Bottom line, there are simply have no facts to back it up. The analogy I gave is clear, the oceans being a prime food source cannot be replaced by any land based system, which happens to be mostly meat. Remove the ocean as a food source and we're in big trouble. In other words, we're talking the world not some lab experiment or useless analogy about a field of wheat, etc.
It is a wishful proposition oft repeated by greenies with no basis in fact. You ignore the sheer quantity of suitable land required as well as the dietary needs, not to mention the other resources required and cooperating weather.
The reality is that the food industry in this country actually raises huge amounts of product on small amounts of land. If all beef etc is raised properly grass fed, etc then even more land is required or more efficient utilizations. You can remove the grain from the equation as feed and then that land is available, again if grass-fed is the goal. There are plenty of animals that are herded or otherwise farmed on land unsuitable to crops.
So now what's left is a smaller portion of land suitable for crops. Still this is fuzzy math and there is simply no way to feed a world on land based non-meat sources alone. If it were so then how come so many people starve in the world? It's not because of the US, it's because enough food cannot be raised in their own countries due to weather, water and un-suitable crop land.

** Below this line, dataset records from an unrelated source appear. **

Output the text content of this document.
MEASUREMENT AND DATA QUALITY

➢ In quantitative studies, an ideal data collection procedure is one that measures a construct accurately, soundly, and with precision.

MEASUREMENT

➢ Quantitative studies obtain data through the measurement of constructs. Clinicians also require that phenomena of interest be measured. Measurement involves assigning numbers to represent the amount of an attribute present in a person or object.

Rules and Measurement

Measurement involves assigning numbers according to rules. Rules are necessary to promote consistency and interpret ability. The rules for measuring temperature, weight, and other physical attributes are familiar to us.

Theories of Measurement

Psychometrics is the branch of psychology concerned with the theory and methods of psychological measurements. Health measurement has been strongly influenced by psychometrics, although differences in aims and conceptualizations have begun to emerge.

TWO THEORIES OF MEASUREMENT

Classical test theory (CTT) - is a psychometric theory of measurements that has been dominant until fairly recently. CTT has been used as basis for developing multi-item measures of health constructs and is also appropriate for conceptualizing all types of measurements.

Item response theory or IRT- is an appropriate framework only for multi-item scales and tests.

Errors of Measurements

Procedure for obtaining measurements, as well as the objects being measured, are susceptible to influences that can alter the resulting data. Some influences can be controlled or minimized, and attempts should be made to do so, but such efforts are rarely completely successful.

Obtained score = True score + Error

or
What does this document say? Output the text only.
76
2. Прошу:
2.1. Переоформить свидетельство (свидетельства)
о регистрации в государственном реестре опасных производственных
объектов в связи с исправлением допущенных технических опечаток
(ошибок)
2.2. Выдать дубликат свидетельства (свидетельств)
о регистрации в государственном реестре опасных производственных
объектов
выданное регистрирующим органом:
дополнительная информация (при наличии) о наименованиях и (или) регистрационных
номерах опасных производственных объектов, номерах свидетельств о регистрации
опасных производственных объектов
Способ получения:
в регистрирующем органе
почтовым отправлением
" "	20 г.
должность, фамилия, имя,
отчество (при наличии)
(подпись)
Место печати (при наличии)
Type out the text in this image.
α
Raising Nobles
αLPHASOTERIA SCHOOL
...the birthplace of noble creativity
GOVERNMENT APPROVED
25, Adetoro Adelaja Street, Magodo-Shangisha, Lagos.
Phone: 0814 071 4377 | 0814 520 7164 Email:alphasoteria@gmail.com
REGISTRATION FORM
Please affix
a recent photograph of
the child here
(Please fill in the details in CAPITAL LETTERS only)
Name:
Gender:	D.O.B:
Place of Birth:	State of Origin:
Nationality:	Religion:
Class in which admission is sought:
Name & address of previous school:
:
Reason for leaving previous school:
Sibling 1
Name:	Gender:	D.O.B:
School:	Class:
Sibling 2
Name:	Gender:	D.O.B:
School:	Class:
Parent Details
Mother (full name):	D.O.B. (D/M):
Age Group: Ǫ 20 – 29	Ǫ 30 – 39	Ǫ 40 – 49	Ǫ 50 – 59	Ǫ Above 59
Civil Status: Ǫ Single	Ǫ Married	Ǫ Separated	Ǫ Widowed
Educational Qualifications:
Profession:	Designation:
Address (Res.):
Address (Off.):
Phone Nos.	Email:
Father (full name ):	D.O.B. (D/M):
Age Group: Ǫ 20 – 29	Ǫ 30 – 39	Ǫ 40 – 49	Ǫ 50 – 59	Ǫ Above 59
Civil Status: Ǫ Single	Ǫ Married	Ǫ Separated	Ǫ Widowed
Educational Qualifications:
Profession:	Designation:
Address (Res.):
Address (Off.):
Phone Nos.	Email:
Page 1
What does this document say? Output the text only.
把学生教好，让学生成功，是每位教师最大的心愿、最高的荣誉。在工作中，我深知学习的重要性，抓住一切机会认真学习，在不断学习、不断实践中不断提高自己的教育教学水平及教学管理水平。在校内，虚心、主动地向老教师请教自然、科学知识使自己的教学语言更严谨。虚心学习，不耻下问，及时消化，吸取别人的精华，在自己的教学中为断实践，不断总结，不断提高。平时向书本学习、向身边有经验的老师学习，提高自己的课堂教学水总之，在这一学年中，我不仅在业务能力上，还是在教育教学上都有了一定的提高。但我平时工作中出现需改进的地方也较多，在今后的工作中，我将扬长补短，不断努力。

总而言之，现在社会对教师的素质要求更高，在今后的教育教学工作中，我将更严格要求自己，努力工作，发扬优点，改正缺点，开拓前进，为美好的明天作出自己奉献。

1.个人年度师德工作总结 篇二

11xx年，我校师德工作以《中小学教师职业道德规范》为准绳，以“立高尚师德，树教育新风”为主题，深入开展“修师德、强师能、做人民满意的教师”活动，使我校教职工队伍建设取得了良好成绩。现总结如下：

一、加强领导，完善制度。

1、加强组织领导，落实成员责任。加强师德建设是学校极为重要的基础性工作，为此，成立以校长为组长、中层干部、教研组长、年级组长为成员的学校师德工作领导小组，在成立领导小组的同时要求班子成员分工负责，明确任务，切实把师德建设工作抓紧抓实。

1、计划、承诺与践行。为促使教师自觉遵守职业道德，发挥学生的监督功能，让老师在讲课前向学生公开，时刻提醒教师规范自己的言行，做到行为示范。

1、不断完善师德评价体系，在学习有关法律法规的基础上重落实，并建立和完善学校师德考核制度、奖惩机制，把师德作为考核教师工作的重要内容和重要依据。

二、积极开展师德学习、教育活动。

I don't know what question you we're trying to answer because I never raised one. That said, animal products raised properly, raw milk, eggs, beef, chicken, etc are far more sustaining, assimable and nutritious that any vegetable diet.
But still I'd love to see where you can feed the world with just produce, have them be as productive as now and not starve everyone. If it could be done it would have been done a long time ago. In fact aren't people working 24 X 7 on this very question, that is to feed the world?